Он разразился в 1857 году, и ударил по национальным экономикам Британии, Франции, Германии, Австрии, Швеции, Нидерландов. Но ударил с разной силой. Известнейший экономический журналист 19 века Макс Вирт в книге «Торговые мировые кризисы», особо подчеркивал, что, несмотря на колоссальные для Франции потери в Крымской войне (около 100 тыс. человек) и ущерба в миллиард франков, империя Наполеона III в целом пострадала от кризиса 1857 года куда меньше империи королевы Виктории. И все из-за финансовых махинаций, которые за 20 лет четырежды приводили английскую промышленность в состояние полного ступора (1836, 1839, 1847 и 1857 годы). Но кризис 57-го года нанес существенный ущерб именно железоделательной индустрии.

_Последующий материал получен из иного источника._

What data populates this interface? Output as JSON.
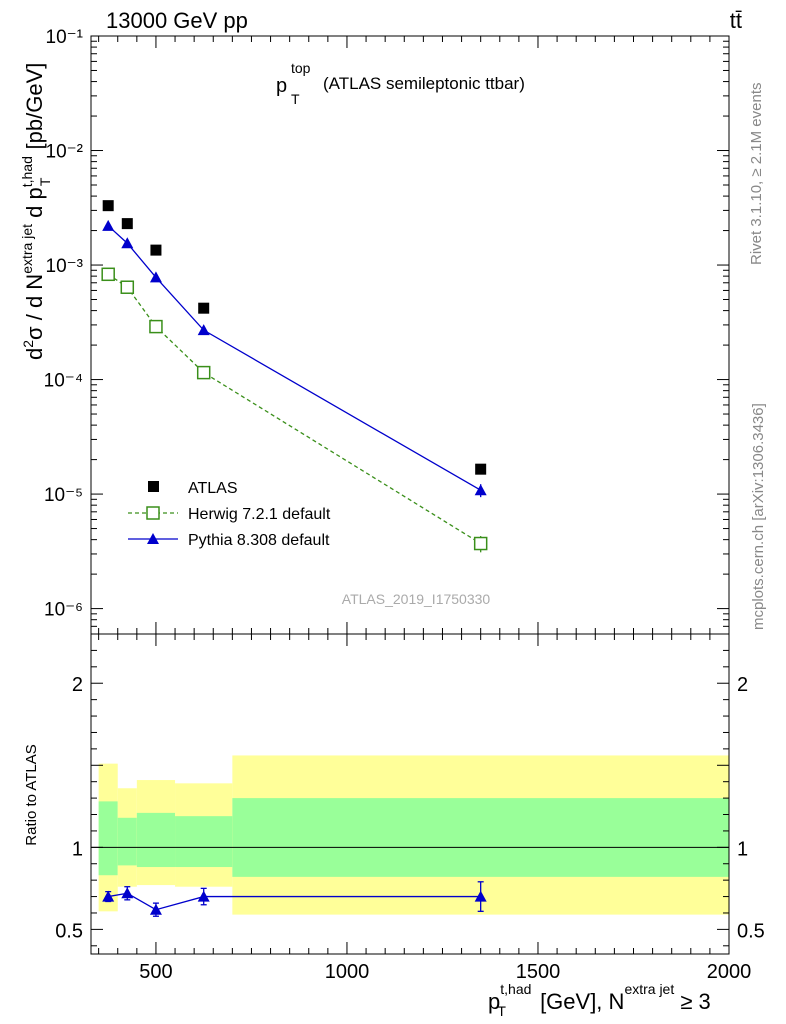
{
  "header": {
    "energy_label": "13000 GeV pp",
    "process_label": "tt̄",
    "plot_title_main": "p",
    "plot_title_sup": "top",
    "plot_title_sub": "T",
    "plot_title_rest": "(ATLAS semileptonic ttbar)"
  },
  "side_labels": {
    "rivet": "Rivet 3.1.10, ≥ 2.1M events",
    "mcplots": "mcplots.cern.ch [arXiv:1306.3436]"
  },
  "watermark": "ATLAS_2019_I1750330",
  "colors": {
    "atlas": "#000000",
    "herwig": "#3a8f1a",
    "pythia": "#0000cc",
    "band_inner": "#99ff99",
    "band_outer": "#ffff99"
  },
  "chart_data": [
    {
      "type": "scatter",
      "yscale": "log",
      "xlim": [
        330,
        2000
      ],
      "ylim": [
        6e-07,
        0.1
      ],
      "ylabel": "d²σ / d N^{extra jet} d p_T^{t,had} [pb/GeV]",
      "y_tick_labels": [
        "10⁻¹",
        "10⁻²",
        "10⁻³",
        "10⁻⁴",
        "10⁻⁵",
        "10⁻⁶"
      ],
      "y_tick_values": [
        0.1,
        0.01,
        0.001,
        0.0001,
        1e-05,
        1e-06
      ],
      "legend_position": "bottom-left",
      "series": [
        {
          "name": "ATLAS",
          "marker": "filled-square",
          "x": [
            375,
            425,
            500,
            625,
            1350
          ],
          "y": [
            0.0033,
            0.0023,
            0.00135,
            0.00042,
            1.65e-05
          ]
        },
        {
          "name": "Herwig 7.2.1 default",
          "marker": "open-square",
          "line": "dashed",
          "x": [
            375,
            425,
            500,
            625,
            1350
          ],
          "y": [
            0.00083,
            0.00064,
            0.00029,
            0.000115,
            3.7e-06
          ],
          "yerr": [
            3e-05,
            2e-05,
            1e-05,
            4e-06,
            6e-07
          ]
        },
        {
          "name": "Pythia 8.308 default",
          "marker": "filled-triangle",
          "line": "solid",
          "x": [
            375,
            425,
            500,
            625,
            1350
          ],
          "y": [
            0.0022,
            0.00155,
            0.00078,
            0.00027,
            1.08e-05
          ],
          "yerr": [
            5e-05,
            4e-05,
            2e-05,
            8e-06,
            1.4e-06
          ]
        }
      ]
    },
    {
      "type": "line",
      "xlim": [
        330,
        2000
      ],
      "ylim": [
        0.35,
        2.3
      ],
      "ylabel": "Ratio to ATLAS",
      "xlabel": "p_T^{t,had} [GeV], N^{extra jet} ≥ 3",
      "x_tick_labels": [
        "500",
        "1000",
        "1500",
        "2000"
      ],
      "x_tick_values": [
        500,
        1000,
        1500,
        2000
      ],
      "y_tick_labels": [
        "0.5",
        "1",
        "2"
      ],
      "y_tick_values": [
        0.5,
        1,
        2
      ],
      "bins": [
        {
          "lo": 350,
          "hi": 400,
          "inner": [
            0.83,
            1.28
          ],
          "outer": [
            0.61,
            1.51
          ]
        },
        {
          "lo": 400,
          "hi": 450,
          "inner": [
            0.89,
            1.18
          ],
          "outer": [
            0.76,
            1.36
          ]
        },
        {
          "lo": 450,
          "hi": 550,
          "inner": [
            0.88,
            1.21
          ],
          "outer": [
            0.77,
            1.41
          ]
        },
        {
          "lo": 550,
          "hi": 700,
          "inner": [
            0.88,
            1.19
          ],
          "outer": [
            0.76,
            1.39
          ]
        },
        {
          "lo": 700,
          "hi": 2000,
          "inner": [
            0.82,
            1.3
          ],
          "outer": [
            0.59,
            1.56
          ]
        }
      ],
      "series": [
        {
          "name": "Pythia 8.308 default",
          "x": [
            375,
            425,
            500,
            625,
            1350
          ],
          "y": [
            0.7,
            0.72,
            0.62,
            0.7,
            0.7
          ],
          "yerr": [
            0.03,
            0.04,
            0.04,
            0.05,
            0.09
          ]
        }
      ]
    }
  ]
}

Как в наши дни, во всем виноваты были ничем не ограниченные кредиты и безумный рост акционерных обществ.

 

Британский закон 1844 года, ограничивающий размер уставного капитала и акционеров акционерных обществ, не принес успокоения бизнесу империи. Как засвидетельствовал тот же Макс Вирт, по улицам английских городов ходило одних только банковских клерков 15 000 тысяч в поисках работы. Сокращение штатов прошлось ураганом по всем металлургическим предприятиям. Скорее всего, именно этот кризис вынудил менять место работы и Джона Юза, который в 1860 году нашел себе прибежище на металлопрокатном заводе в Миллволле, Лондон. И это неспроста, потому что прокатчики, имея худо-бедно постоянные заказы на рельсы, могли держаться на плаву. Правда, затем, в 1863 году кризис добрался и до них, но уже в меньшей степени.

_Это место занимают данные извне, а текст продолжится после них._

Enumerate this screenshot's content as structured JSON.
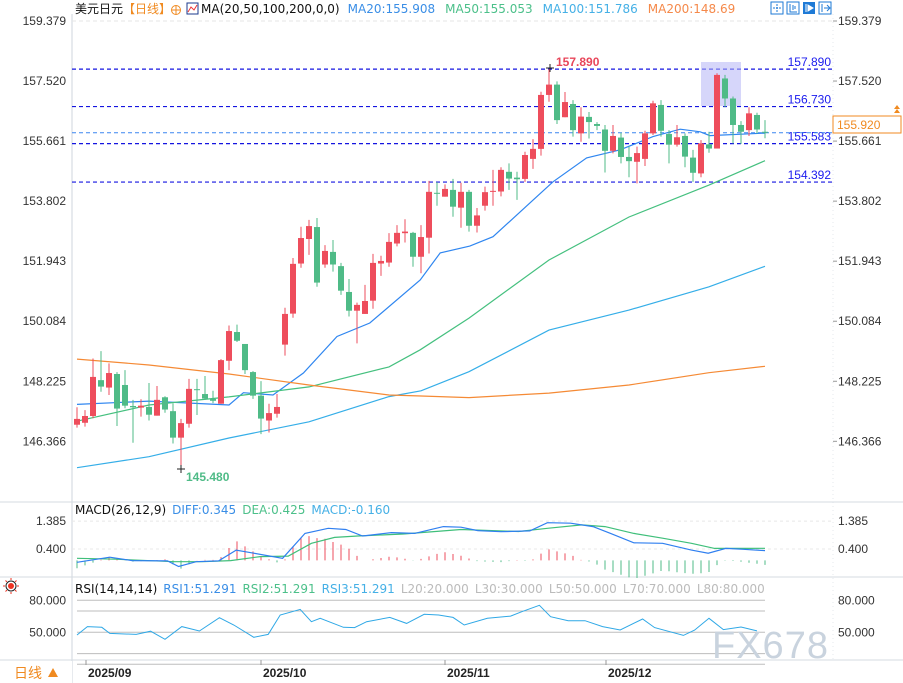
{
  "header": {
    "symbol": "美元日元",
    "period": "【日线】",
    "ma_params": "MA(20,50,100,200,0,0)",
    "ma20": "MA20:155.908",
    "ma50": "MA50:155.053",
    "ma100": "MA100:151.786",
    "ma200": "MA200:148.69",
    "toolbar_icons": [
      "crosshair-icon",
      "fit-range-icon",
      "play-icon",
      "exit-icon"
    ]
  },
  "colors": {
    "up": "#ee4d5c",
    "down": "#4fbb87",
    "ma20": "#2f86f0",
    "ma50": "#45c07f",
    "ma100": "#35aee8",
    "ma200": "#f58a35",
    "level_line": "#1515e0",
    "current_price": "#f08a20"
  },
  "price_axis": {
    "ticks": [
      "159.379",
      "157.520",
      "155.661",
      "153.802",
      "151.943",
      "150.084",
      "148.225",
      "146.366"
    ]
  },
  "levels": [
    {
      "value": "157.890"
    },
    {
      "value": "156.730"
    },
    {
      "value": "155.583"
    },
    {
      "value": "154.392"
    }
  ],
  "current_price": "155.920",
  "high_marker": "157.890",
  "low_marker": "145.480",
  "macd": {
    "title": "MACD(26,12,9)",
    "diff": "DIFF:0.345",
    "dea": "DEA:0.425",
    "macd": "MACD:-0.160",
    "ticks": [
      "1.385",
      "0.400"
    ]
  },
  "rsi": {
    "title": "RSI(14,14,14)",
    "rsi1": "RSI1:51.291",
    "rsi2": "RSI2:51.291",
    "rsi3": "RSI3:51.291",
    "l20": "L20:20.000",
    "l30": "L30:30.000",
    "l50": "L50:50.000",
    "l70": "L70:70.000",
    "l80": "L80:80.000",
    "ticks": [
      "80.000",
      "50.000"
    ]
  },
  "dates": [
    "2025/09",
    "2025/10",
    "2025/11",
    "2025/12"
  ],
  "period_button": "日线",
  "watermark": "FX678",
  "chart_data": {
    "type": "candlestick",
    "ohlc_order": [
      "open",
      "high",
      "low",
      "close"
    ],
    "ylim": [
      145.2,
      159.379
    ],
    "candles": [
      [
        146.88,
        147.42,
        146.79,
        147.06
      ],
      [
        146.94,
        147.33,
        146.82,
        147.15
      ],
      [
        147.15,
        148.93,
        147.08,
        148.36
      ],
      [
        148.26,
        149.16,
        147.9,
        148.06
      ],
      [
        148.03,
        148.78,
        147.8,
        148.48
      ],
      [
        148.45,
        148.51,
        146.84,
        147.38
      ],
      [
        148.11,
        148.57,
        147.39,
        147.47
      ],
      [
        147.46,
        147.65,
        146.32,
        147.42
      ],
      [
        147.41,
        147.67,
        147.13,
        147.47
      ],
      [
        147.43,
        148.17,
        147.01,
        147.19
      ],
      [
        147.16,
        148.08,
        147.16,
        147.65
      ],
      [
        147.73,
        147.76,
        147.25,
        147.35
      ],
      [
        147.3,
        147.54,
        146.3,
        146.48
      ],
      [
        146.48,
        147.06,
        145.48,
        146.93
      ],
      [
        146.91,
        148.3,
        146.79,
        147.99
      ],
      [
        147.98,
        148.3,
        147.18,
        147.96
      ],
      [
        147.83,
        148.39,
        147.65,
        147.69
      ],
      [
        147.68,
        147.93,
        147.55,
        147.62
      ],
      [
        147.53,
        148.91,
        147.53,
        148.88
      ],
      [
        148.86,
        149.95,
        148.57,
        149.78
      ],
      [
        149.75,
        149.98,
        149.44,
        149.48
      ],
      [
        149.38,
        149.38,
        148.45,
        148.57
      ],
      [
        148.51,
        148.54,
        147.68,
        147.78
      ],
      [
        147.78,
        148.23,
        146.59,
        147.07
      ],
      [
        147.01,
        147.53,
        146.64,
        147.24
      ],
      [
        147.22,
        147.83,
        147.1,
        147.43
      ],
      [
        149.36,
        150.5,
        149.02,
        150.31
      ],
      [
        150.32,
        152.04,
        150.19,
        151.86
      ],
      [
        151.87,
        153.01,
        151.74,
        152.66
      ],
      [
        152.63,
        153.22,
        152.14,
        153.03
      ],
      [
        153.0,
        153.28,
        151.15,
        151.28
      ],
      [
        151.84,
        152.44,
        151.74,
        152.26
      ],
      [
        152.23,
        152.6,
        151.62,
        151.84
      ],
      [
        151.79,
        151.89,
        150.9,
        151.03
      ],
      [
        150.99,
        151.39,
        150.23,
        150.41
      ],
      [
        150.41,
        150.66,
        149.4,
        150.59
      ],
      [
        150.31,
        151.21,
        150.31,
        150.71
      ],
      [
        150.72,
        152.17,
        150.47,
        151.89
      ],
      [
        151.87,
        152.11,
        151.49,
        151.95
      ],
      [
        151.9,
        152.81,
        151.77,
        152.54
      ],
      [
        152.49,
        153.06,
        152.4,
        152.82
      ],
      [
        152.81,
        153.24,
        152.52,
        152.86
      ],
      [
        152.82,
        152.85,
        151.77,
        152.08
      ],
      [
        152.08,
        153.06,
        151.57,
        152.69
      ],
      [
        152.67,
        154.43,
        152.18,
        154.09
      ],
      [
        154.06,
        154.39,
        153.66,
        154.04
      ],
      [
        153.94,
        154.32,
        153.94,
        154.18
      ],
      [
        154.15,
        154.49,
        153.32,
        153.63
      ],
      [
        153.6,
        154.37,
        152.98,
        154.09
      ],
      [
        154.09,
        154.15,
        152.86,
        153.04
      ],
      [
        153.04,
        153.59,
        152.83,
        153.36
      ],
      [
        153.66,
        154.25,
        153.51,
        154.08
      ],
      [
        154.1,
        154.77,
        153.66,
        154.12
      ],
      [
        154.1,
        154.85,
        153.95,
        154.77
      ],
      [
        154.71,
        154.97,
        154.15,
        154.5
      ],
      [
        154.53,
        154.71,
        153.84,
        154.48
      ],
      [
        154.49,
        155.33,
        154.4,
        155.23
      ],
      [
        155.11,
        155.72,
        154.8,
        155.42
      ],
      [
        155.42,
        157.19,
        155.21,
        157.09
      ],
      [
        157.09,
        157.89,
        156.88,
        157.41
      ],
      [
        157.41,
        157.51,
        156.19,
        156.31
      ],
      [
        156.4,
        157.18,
        156.4,
        156.87
      ],
      [
        156.81,
        156.93,
        155.8,
        156.0
      ],
      [
        155.9,
        156.71,
        155.64,
        156.42
      ],
      [
        156.41,
        156.56,
        155.74,
        156.25
      ],
      [
        156.19,
        156.25,
        156.0,
        156.13
      ],
      [
        156.02,
        156.16,
        154.69,
        155.36
      ],
      [
        155.36,
        156.16,
        155.28,
        155.82
      ],
      [
        155.77,
        155.92,
        154.97,
        155.17
      ],
      [
        155.17,
        155.49,
        154.54,
        155.04
      ],
      [
        155.02,
        155.49,
        154.35,
        155.29
      ],
      [
        155.11,
        155.98,
        154.89,
        155.9
      ],
      [
        155.9,
        156.91,
        155.85,
        156.83
      ],
      [
        156.78,
        156.93,
        155.8,
        155.98
      ],
      [
        155.88,
        156.0,
        154.97,
        155.55
      ],
      [
        155.55,
        156.16,
        155.49,
        155.78
      ],
      [
        155.82,
        155.9,
        154.85,
        155.18
      ],
      [
        155.15,
        155.39,
        154.4,
        154.68
      ],
      [
        154.66,
        155.69,
        154.54,
        155.59
      ],
      [
        155.56,
        155.95,
        155.3,
        155.43
      ],
      [
        155.43,
        157.76,
        155.43,
        157.71
      ],
      [
        157.6,
        157.71,
        156.71,
        156.98
      ],
      [
        156.98,
        157.04,
        155.59,
        156.16
      ],
      [
        156.16,
        156.28,
        155.57,
        155.95
      ],
      [
        156.0,
        156.71,
        155.82,
        156.52
      ],
      [
        156.47,
        156.54,
        155.9,
        156.02
      ],
      [
        155.95,
        156.31,
        155.75,
        155.92
      ]
    ],
    "moving_averages": {
      "MA20": [
        [
          1,
          147.51
        ],
        [
          10,
          147.61
        ],
        [
          20,
          147.49
        ],
        [
          21.8,
          147.87
        ],
        [
          25.5,
          147.8
        ],
        [
          29.3,
          148.48
        ],
        [
          33.5,
          149.61
        ],
        [
          37.6,
          150.03
        ],
        [
          43.9,
          151.36
        ],
        [
          46.4,
          152.2
        ],
        [
          50.1,
          152.41
        ],
        [
          53,
          152.7
        ],
        [
          57.6,
          153.74
        ],
        [
          60.5,
          154.4
        ],
        [
          64.7,
          155.14
        ],
        [
          68.9,
          155.39
        ],
        [
          73,
          155.8
        ],
        [
          76.4,
          156.03
        ],
        [
          78.9,
          155.95
        ],
        [
          80.1,
          155.83
        ],
        [
          87,
          155.908
        ]
      ],
      "MA50": [
        [
          1,
          146.99
        ],
        [
          10,
          147.49
        ],
        [
          20,
          147.74
        ],
        [
          30,
          148.05
        ],
        [
          40,
          148.67
        ],
        [
          43.9,
          149.2
        ],
        [
          50,
          150.18
        ],
        [
          60,
          151.98
        ],
        [
          70,
          153.31
        ],
        [
          80,
          154.3
        ],
        [
          87,
          155.053
        ]
      ],
      "MA100": [
        [
          1,
          145.55
        ],
        [
          10,
          145.89
        ],
        [
          20,
          146.47
        ],
        [
          30,
          146.97
        ],
        [
          40,
          147.75
        ],
        [
          44,
          147.93
        ],
        [
          50,
          148.52
        ],
        [
          60,
          149.81
        ],
        [
          70,
          150.43
        ],
        [
          80,
          151.15
        ],
        [
          87,
          151.786
        ]
      ],
      "MA200": [
        [
          1,
          148.91
        ],
        [
          10,
          148.73
        ],
        [
          20,
          148.45
        ],
        [
          30,
          148.11
        ],
        [
          40,
          147.8
        ],
        [
          44,
          147.77
        ],
        [
          50,
          147.72
        ],
        [
          60,
          147.86
        ],
        [
          70,
          148.11
        ],
        [
          80,
          148.49
        ],
        [
          87,
          148.69
        ]
      ]
    },
    "macd_lines": {
      "DIFF": [
        [
          1,
          -0.07
        ],
        [
          5.1,
          0.11
        ],
        [
          7.9,
          -0.01
        ],
        [
          12.3,
          -0.02
        ],
        [
          13.7,
          -0.22
        ],
        [
          15.9,
          -0.05
        ],
        [
          18.7,
          -0.02
        ],
        [
          20.9,
          0.36
        ],
        [
          23.1,
          0.25
        ],
        [
          26.7,
          0.07
        ],
        [
          29.5,
          0.95
        ],
        [
          32.4,
          1.13
        ],
        [
          34.6,
          1.09
        ],
        [
          36.7,
          0.86
        ],
        [
          40.3,
          0.98
        ],
        [
          43.2,
          0.95
        ],
        [
          46.8,
          1.19
        ],
        [
          49,
          1.17
        ],
        [
          51.1,
          1.05
        ],
        [
          54,
          1.01
        ],
        [
          57.6,
          1.04
        ],
        [
          59.8,
          1.33
        ],
        [
          62.7,
          1.31
        ],
        [
          65.5,
          1.19
        ],
        [
          67.7,
          0.95
        ],
        [
          70.6,
          0.62
        ],
        [
          74.2,
          0.6
        ],
        [
          77.8,
          0.36
        ],
        [
          79.9,
          0.25
        ],
        [
          82.1,
          0.42
        ],
        [
          84.3,
          0.39
        ],
        [
          87,
          0.345
        ]
      ],
      "DEA": [
        [
          1,
          0.07
        ],
        [
          5.9,
          0.04
        ],
        [
          13.1,
          -0.05
        ],
        [
          16.7,
          -0.05
        ],
        [
          20.2,
          -0.01
        ],
        [
          23.9,
          0.13
        ],
        [
          27.4,
          0.15
        ],
        [
          30.3,
          0.6
        ],
        [
          33.2,
          0.81
        ],
        [
          36.1,
          0.86
        ],
        [
          41.8,
          0.93
        ],
        [
          49,
          1.09
        ],
        [
          56.2,
          1.02
        ],
        [
          59.8,
          1.13
        ],
        [
          64.1,
          1.25
        ],
        [
          67,
          1.19
        ],
        [
          70.6,
          0.95
        ],
        [
          74.2,
          0.78
        ],
        [
          77.8,
          0.6
        ],
        [
          80.7,
          0.42
        ],
        [
          84.3,
          0.42
        ],
        [
          87,
          0.425
        ]
      ]
    },
    "rsi_line": [
      [
        1,
        47.5
      ],
      [
        2.3,
        55.3
      ],
      [
        4.1,
        54.7
      ],
      [
        5.1,
        49
      ],
      [
        8.4,
        48
      ],
      [
        10.2,
        51
      ],
      [
        12,
        43.4
      ],
      [
        14.1,
        55.3
      ],
      [
        16.3,
        51.2
      ],
      [
        18.8,
        63.7
      ],
      [
        20.6,
        56.8
      ],
      [
        23.1,
        45.3
      ],
      [
        24.9,
        48
      ],
      [
        26.4,
        66.2
      ],
      [
        28.9,
        71.5
      ],
      [
        30.3,
        59.9
      ],
      [
        31.4,
        63.1
      ],
      [
        34.3,
        54.7
      ],
      [
        35.7,
        54.4
      ],
      [
        37.2,
        59.9
      ],
      [
        40.1,
        64
      ],
      [
        42.2,
        58.3
      ],
      [
        44.4,
        66.9
      ],
      [
        46.2,
        66.2
      ],
      [
        48,
        64
      ],
      [
        49.4,
        56.8
      ],
      [
        52.3,
        63.1
      ],
      [
        55.2,
        65.2
      ],
      [
        56.6,
        69.3
      ],
      [
        58.8,
        75.3
      ],
      [
        60.2,
        64.6
      ],
      [
        62.4,
        60.9
      ],
      [
        64.5,
        60.9
      ],
      [
        66.7,
        55.3
      ],
      [
        68.9,
        52.2
      ],
      [
        71.7,
        62.5
      ],
      [
        73.2,
        54.4
      ],
      [
        76.8,
        47.1
      ],
      [
        78.2,
        52.1
      ],
      [
        80,
        63.1
      ],
      [
        81.8,
        52.5
      ],
      [
        84,
        55
      ],
      [
        86,
        51.3
      ]
    ],
    "rsi_levels": [
      20,
      30,
      50,
      70,
      80
    ],
    "macd_ylim_ticks": [
      1.385,
      0.4
    ],
    "rsi_ticks": [
      80,
      50
    ]
  }
}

Вот и встретились две Империи…

Прокатчиков действительно выручал и обогащал железнодорожный бум. Он прокатился по Британским островам в 40-50 годах, затем перекинулся на континент. Естественно, Франция, Германий, Австрия и даже Соединенные Штаты и Аргентина пользовались услугами английских инженеров: локомотивщиков, путейцев, мостостроителей. Но американцы со свойственным им прагматизмом в считанные годы вырастили целую плеяду своих специалистов, а в Старом Свете масштабы для британцев были уже не те, да и рабочая сила стоила дорого. Естественный ход вещей толкал британский бизнес в объятия Российской империи. Однако, для того, чтобы конкурировать с местными предпринимателями, подданным королевы Виктории надо было заручиться поддержкой элиты империи, желательно на самом верху. Но как это сделать? Ведь, не говоря уже о раздутом до небывалых размеров самолюбии сынов Альбиона, серьезной преградой виделась недавняя распря на военном уровне.

 

В здании у Певческого моста в Санкт-Петербурге, в министерстве иностранных дел, знали и о мечтах английского капитала выйти на новые просторы, и о том, что выход этот будет сопряжен с огромными уступками со стороны России, которой придется давать немалые преференции заморским промышленникам. Но деваться было некуда — гудок паровоза от Манчестера и Ливерпуля долетел в бескрайние российские степи, возвещая о новой эпохе технического прогресса. Обеим сторонам оставалось соблюсти приличия. И способ сделать это был придуман.